目に見えないミクロ領域の観察と成分の調査です

この地球上の物質は、気体も液体も固体も、また生物でも金属でもすべて、元素の組合せで構成されています。地球上に存在する元素は、人造の超ウラン元素(原子番号93番以上の元素)を除くと92元素。この元素同士が結合した分子、そして数種類の分子が混ざり合った混合物が、この世に存在する数限りない物質になっているわけです。従って、得体の知れぬ物質が有ったならば、“どんな元素で構成されているのかを調べてみる”これが未知なる物質の素性を解き明かす、大きな手掛かりになるのです。本装置は、ミリからミクロの微小領域を元素分析するための、異物分析や障害解析には欠かせない分析装置です。なお、有機物に関しては同じ構成元素でも多様な組み合わせの分子構造で、無数の種類があることはご存じのとおりです。有機物の成分調査には、更に赤外分光分析や質量分析などによる構造解析が有効です。

走査電子顕微鏡

電子ビーム入射による各種信号

試料室内・試料微動ステージ(中央が試料台)

エネルギ分散Ⅹ線マイクロアナライザの原理
真空中で試料に電子ビームをあてると、いろいろな信号が発生します。

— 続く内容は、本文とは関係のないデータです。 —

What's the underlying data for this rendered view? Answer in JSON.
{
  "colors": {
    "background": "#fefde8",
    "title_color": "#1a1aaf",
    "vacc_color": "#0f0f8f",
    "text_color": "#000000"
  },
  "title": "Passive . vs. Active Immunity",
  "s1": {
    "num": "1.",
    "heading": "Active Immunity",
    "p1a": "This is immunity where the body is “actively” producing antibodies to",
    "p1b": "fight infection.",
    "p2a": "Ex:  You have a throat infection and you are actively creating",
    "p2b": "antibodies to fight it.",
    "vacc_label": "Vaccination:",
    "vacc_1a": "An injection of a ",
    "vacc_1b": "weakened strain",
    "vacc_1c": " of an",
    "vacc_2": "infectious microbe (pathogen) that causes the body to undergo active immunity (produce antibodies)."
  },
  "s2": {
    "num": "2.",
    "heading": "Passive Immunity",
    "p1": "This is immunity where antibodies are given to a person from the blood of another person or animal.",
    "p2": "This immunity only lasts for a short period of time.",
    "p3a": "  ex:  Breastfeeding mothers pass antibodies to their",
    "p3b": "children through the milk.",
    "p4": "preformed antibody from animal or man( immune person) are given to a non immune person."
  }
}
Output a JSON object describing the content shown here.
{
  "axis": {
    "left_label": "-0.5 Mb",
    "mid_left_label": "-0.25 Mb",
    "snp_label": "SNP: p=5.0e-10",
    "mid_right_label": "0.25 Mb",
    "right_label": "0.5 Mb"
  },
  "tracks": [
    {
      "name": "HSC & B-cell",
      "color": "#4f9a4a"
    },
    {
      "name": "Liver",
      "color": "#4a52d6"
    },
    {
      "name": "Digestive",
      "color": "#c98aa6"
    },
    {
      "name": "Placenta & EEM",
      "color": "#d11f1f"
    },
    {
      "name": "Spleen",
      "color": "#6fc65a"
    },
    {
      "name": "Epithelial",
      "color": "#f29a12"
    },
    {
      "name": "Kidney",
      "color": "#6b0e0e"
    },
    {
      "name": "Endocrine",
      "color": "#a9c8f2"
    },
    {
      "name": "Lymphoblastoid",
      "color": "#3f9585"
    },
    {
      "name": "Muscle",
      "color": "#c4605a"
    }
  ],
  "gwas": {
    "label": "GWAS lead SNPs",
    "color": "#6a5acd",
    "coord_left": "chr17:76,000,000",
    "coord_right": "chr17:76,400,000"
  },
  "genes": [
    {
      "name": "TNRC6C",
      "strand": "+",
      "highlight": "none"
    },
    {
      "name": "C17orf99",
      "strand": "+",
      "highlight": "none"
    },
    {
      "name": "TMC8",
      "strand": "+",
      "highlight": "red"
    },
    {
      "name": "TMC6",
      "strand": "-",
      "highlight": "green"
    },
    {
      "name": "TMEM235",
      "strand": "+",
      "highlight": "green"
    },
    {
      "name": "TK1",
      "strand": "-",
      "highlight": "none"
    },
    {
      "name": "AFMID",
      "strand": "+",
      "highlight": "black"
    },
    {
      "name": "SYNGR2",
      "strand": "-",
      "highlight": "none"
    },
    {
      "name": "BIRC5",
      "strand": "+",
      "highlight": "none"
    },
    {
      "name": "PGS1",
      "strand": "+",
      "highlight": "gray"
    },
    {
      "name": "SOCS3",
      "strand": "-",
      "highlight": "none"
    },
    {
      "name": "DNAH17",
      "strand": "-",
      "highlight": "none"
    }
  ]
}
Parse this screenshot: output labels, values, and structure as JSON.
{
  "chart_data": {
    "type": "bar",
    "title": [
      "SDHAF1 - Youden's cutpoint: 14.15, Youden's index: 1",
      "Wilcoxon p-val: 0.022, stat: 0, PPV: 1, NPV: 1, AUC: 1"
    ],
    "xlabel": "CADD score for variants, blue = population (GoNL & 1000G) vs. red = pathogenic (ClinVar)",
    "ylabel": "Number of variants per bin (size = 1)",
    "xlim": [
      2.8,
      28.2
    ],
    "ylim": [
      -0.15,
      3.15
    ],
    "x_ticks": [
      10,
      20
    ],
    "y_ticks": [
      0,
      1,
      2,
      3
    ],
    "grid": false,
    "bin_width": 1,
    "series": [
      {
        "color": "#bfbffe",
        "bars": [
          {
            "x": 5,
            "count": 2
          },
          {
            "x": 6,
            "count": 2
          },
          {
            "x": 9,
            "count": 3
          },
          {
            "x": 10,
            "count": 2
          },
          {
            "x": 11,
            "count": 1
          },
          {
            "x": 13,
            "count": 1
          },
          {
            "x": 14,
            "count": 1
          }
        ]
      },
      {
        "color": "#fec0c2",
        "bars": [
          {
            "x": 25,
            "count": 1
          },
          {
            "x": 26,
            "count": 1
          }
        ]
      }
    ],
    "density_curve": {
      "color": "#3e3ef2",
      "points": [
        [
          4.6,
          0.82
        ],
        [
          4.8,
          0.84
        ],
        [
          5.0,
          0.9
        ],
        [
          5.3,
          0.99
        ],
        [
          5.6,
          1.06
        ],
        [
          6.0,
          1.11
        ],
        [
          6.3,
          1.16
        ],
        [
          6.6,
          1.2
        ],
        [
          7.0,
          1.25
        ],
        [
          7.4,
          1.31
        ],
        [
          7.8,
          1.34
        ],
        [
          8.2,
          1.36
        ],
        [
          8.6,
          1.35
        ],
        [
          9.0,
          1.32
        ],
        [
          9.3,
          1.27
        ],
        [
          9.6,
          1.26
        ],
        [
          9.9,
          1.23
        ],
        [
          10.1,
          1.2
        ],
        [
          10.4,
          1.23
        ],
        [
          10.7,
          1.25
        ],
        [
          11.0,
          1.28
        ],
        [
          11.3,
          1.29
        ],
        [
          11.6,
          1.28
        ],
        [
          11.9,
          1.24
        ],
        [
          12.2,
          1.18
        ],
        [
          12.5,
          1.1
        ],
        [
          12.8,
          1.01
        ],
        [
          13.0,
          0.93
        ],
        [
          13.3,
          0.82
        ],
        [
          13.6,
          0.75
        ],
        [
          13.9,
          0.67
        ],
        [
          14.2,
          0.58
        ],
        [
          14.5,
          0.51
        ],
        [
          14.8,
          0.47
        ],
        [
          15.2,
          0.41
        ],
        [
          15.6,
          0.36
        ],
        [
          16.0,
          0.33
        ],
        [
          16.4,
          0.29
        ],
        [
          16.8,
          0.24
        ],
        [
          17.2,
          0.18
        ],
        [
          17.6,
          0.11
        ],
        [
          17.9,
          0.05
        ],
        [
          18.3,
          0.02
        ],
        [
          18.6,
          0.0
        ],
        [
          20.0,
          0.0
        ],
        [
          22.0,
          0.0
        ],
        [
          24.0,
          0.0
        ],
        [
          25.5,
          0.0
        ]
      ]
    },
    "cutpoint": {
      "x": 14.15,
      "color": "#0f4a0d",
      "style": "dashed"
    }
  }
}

試料に入射した電子が試料中の原子と衝突し、各種電磁波を励起するためです。このうち、特性X線が元素を知るためのターゲットになります。特性X線の持つエネルギーは元素によって固有です。従って、特性X線のエネルギー(keV)を精確に計測することで、そこに存在する元素が特定できるのです。

エネルギ分散Ⅹ線マイクロアナライザの特徴
本装置の本体は走査電子顕微鏡(SEM)です。走査電子顕微鏡で観察しながら対象物を探し、あるいは障害要因を見極めたうえで任意の箇所を元素分析します。観察倍率は15倍~数万倍、走査電子顕微鏡写真の撮影も可能です。分析領域は数ミリ~数ミクロンの範囲で自由に設定できます。元素検索の領域は原子番号5番のB(ホウ素)から92番のU(ウラン)までで、検出下限は0.1wt%前後、定量値も得られます。なお、条件によって異なりますが、1ミクロン前後の分析深度を有します。

電子銃内部・上蓋内中央がフィラメント

付加価値の高いデータを提供
本装置は元素の組成を分析するだけでなく、任意の元素について分布図を表示することができます。カラーマップを用いれば、複数の元素の色別けや濃度に応じた色分けにより、更に精密なプロファイルが可能です。

日立ハイテクノロジーズ SU3500N

食品混入物

本件は、菓子食品メーカーに寄せられたクレームで、飴の中に混入していた金属異物を分析したものです。元素分析の結果、Ag(銀)、Cu(銅)、Pd(パラジウム)、Au(金)といった、貴金属元素を含む合金材料であることがわかりました。その特徴的な元素組成および異物の形状から、歯の治療に用いられた歯科用合金材料と判断されます。従って、この混入物は、食べていた人自身の治療歯から脱落したものと推測されます。

異物の光学顕微鏡写真

異物の元素分析データ

金属の腐食

本件は、SKH(高速度工具鋼鋼材)のドリル歯に発見された錆を調査したものです。錆を元素分析した結果、材質成分の他にO(酸素)及びCl(塩素)の検出が顕著に認められました。錆の主要成分は酸化鉄及び塩化鉄と推定され、ドリル歯は塩素化合物の汚染によって腐食したものと判断されます。カラーマッピング機能を用いて腐食部分におけるOとCl の分布状態を確認すると、錆と各元素との相関がよく判ります。

腐食部の光学顕微鏡写真

錆の元素分析データ

腐食部のカラーマッピングデータ

電気接点障害

接点の置かれた雰囲気がシリコーン(有機珪素化合物)のガス(低分子シロキサン)で汚染されていると、接点の開閉に伴って、SiO2等の無機珪素化合物が接点間に生成され、導通障害を起こすことが知られています。シリコーン障害と呼ばれ、モータの整流子等に発生するケースが認められます。本件は、起動不良を生じたモータの整流ブラシを調査したものです。ブラシの接点部には異物の付着が観察され、元素分析の結果、材質のAg(銀)の他にSi(珪素)及びO(酸素)が顕著に検出されました。まさに、シリコーン障害の典型的なものでした。ブラシ表面におけるSi のマッピングデータをとると、接点部を中心とするSi の付着状況が明確になりました。